Wilson, "Introspection and Self-Narratives"

  • Introspection -- flashlight metaphor -- Freud's metaphor: archaeology
  • Wilson doesn't support these metaphors, seems sceptical that we get such clarity, thinks evidence supports a different view:
  • "Introspection is more like literary criticism in which we are the text to be understood. Just as there is no single truth that lies within a literary text, but many truths, so are there many truths about a person that can be constructed." 162
  • Do we introspect too much?
  • Real Estate story -- Do we know or show what we want?
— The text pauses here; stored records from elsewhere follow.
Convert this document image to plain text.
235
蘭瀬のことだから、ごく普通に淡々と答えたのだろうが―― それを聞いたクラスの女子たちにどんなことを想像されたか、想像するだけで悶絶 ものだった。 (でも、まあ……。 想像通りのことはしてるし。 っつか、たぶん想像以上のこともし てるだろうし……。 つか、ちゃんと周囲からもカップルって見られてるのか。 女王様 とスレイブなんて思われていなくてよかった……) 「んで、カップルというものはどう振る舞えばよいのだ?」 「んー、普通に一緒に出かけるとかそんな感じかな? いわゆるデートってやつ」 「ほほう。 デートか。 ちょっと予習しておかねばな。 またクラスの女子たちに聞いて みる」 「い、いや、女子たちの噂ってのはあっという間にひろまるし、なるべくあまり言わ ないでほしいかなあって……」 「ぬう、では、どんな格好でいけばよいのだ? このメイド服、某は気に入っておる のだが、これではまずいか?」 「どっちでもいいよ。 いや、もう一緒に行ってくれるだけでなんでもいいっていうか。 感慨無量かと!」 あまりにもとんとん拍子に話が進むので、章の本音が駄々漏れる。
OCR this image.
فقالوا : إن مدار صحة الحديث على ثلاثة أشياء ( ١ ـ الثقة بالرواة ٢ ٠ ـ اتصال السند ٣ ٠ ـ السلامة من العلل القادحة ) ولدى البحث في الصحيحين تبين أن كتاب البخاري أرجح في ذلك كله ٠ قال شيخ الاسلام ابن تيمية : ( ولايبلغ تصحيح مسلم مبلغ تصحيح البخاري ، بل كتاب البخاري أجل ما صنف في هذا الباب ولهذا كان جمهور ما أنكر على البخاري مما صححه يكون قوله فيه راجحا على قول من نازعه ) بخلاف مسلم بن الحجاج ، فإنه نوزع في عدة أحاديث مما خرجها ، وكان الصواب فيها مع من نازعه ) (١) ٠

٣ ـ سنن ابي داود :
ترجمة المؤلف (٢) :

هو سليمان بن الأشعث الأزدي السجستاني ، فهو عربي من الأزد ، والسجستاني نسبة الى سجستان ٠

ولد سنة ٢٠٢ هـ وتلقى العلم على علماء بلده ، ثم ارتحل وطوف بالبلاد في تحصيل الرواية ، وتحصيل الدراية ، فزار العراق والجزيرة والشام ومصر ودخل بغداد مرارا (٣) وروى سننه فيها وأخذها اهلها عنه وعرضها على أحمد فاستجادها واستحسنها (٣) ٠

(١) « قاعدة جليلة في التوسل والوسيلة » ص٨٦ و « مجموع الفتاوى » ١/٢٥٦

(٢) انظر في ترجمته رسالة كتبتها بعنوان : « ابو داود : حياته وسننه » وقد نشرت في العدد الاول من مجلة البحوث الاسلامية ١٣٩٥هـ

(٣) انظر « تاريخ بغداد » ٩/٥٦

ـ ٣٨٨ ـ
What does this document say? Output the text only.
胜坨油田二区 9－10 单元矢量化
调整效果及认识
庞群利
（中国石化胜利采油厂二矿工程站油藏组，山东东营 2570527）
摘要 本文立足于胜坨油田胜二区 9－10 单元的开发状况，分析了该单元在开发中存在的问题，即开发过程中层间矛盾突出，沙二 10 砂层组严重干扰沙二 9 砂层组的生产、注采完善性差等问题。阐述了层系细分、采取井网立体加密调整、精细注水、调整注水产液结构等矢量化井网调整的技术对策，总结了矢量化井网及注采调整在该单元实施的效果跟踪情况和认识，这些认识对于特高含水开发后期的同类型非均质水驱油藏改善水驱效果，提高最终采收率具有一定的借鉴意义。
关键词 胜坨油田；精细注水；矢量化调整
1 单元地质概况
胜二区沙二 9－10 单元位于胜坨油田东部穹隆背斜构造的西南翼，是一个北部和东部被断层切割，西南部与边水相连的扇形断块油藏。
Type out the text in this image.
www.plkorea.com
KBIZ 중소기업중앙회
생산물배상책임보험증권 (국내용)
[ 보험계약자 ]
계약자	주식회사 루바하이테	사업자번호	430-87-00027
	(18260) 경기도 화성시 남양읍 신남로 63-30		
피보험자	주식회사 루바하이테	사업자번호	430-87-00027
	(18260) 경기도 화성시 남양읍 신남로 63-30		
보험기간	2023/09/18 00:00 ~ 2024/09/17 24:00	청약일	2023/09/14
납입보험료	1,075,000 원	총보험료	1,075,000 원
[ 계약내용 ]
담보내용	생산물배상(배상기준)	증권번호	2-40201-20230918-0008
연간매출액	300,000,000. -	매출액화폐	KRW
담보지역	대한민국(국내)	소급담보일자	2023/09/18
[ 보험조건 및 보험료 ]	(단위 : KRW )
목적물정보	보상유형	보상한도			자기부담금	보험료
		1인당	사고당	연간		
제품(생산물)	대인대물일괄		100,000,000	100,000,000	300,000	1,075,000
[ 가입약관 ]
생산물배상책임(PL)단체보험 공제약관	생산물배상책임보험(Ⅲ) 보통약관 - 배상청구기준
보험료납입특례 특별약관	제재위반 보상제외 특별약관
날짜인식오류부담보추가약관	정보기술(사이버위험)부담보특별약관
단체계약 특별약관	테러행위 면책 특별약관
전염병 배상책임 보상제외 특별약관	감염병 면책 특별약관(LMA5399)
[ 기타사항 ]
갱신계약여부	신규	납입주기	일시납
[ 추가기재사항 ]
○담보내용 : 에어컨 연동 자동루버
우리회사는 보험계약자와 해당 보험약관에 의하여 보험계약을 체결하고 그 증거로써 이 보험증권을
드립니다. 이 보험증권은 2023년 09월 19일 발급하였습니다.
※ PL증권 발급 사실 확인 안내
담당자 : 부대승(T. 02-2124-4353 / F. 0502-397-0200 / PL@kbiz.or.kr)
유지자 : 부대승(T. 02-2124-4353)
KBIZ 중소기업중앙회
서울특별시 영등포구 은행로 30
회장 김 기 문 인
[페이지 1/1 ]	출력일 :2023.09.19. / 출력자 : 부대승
  • Analytic methods vs. Intuitive or behavioral
  • People are "too good" at giving reasons for their feelings, but not necessary accurate when they do. They rarely say, "I don't know why I feel this way..."
  • Major Claim -- Somtimes we use faulty information to decide what our reasons for our feelings are. Then, using faulty reasons, we actually may alter our feelings.
  • Study in which subjects in one condition analyze their relationships and in a control condition others don't. Analyzed condition showed greater change in feeling.
  • Which is the real you? The analyzed or unanalyzed? Wilson is saying that you shouldn't assume the analyzed is.
  • Poster satisfaction study
  • Wilson's advice isn't to act on impulse, but to delay rational analysis, in some situations, let yourself say "Not sure how I feel" -- gather external information and perceptions. Those in the poster study who knew a lot about art didn't experience a change in satisfaction.
  • "The trick is to gather enough information to develop an informed gutfeeling and then not analyze that feeling too much." 172
  • Wilson's advice: try to become aware of implicit feelings.
  • Schultheiss and Brunstein study -- determined implicit feelings (such as need for power or affiliation) and then asked subject to predict their happiness in being in a situation that is geared to stimulate those needs. Subjects don't accurately predict impact of the experience (they are strangers to themselves). "Consistent with many studies that find that people are not very aware of their implicit motives, people who were high in the need for affiliation and power did not anticipate that the counseling session would make them any happier or feel more engaged than other participants." 174 But "goal imager" and "prefeeling" changed that.
  • Rumination -- definition 175 -- increases depression in depressed.
  • Pennebaker Study -- subjects write about negative experiences from their lives and it makes them happy? How to explain this? How is it different from rumination? -- Wilson claims that it's because writing involves construction of a meaningful narrative.
  • [One lesson from the chapter: Be careful of the reasons and stories you use to narrate your experience. You might actually conform your experience (feelings) to the narrative. But the positive side of that . . . ? Could you prime someone to write a wise narrative?]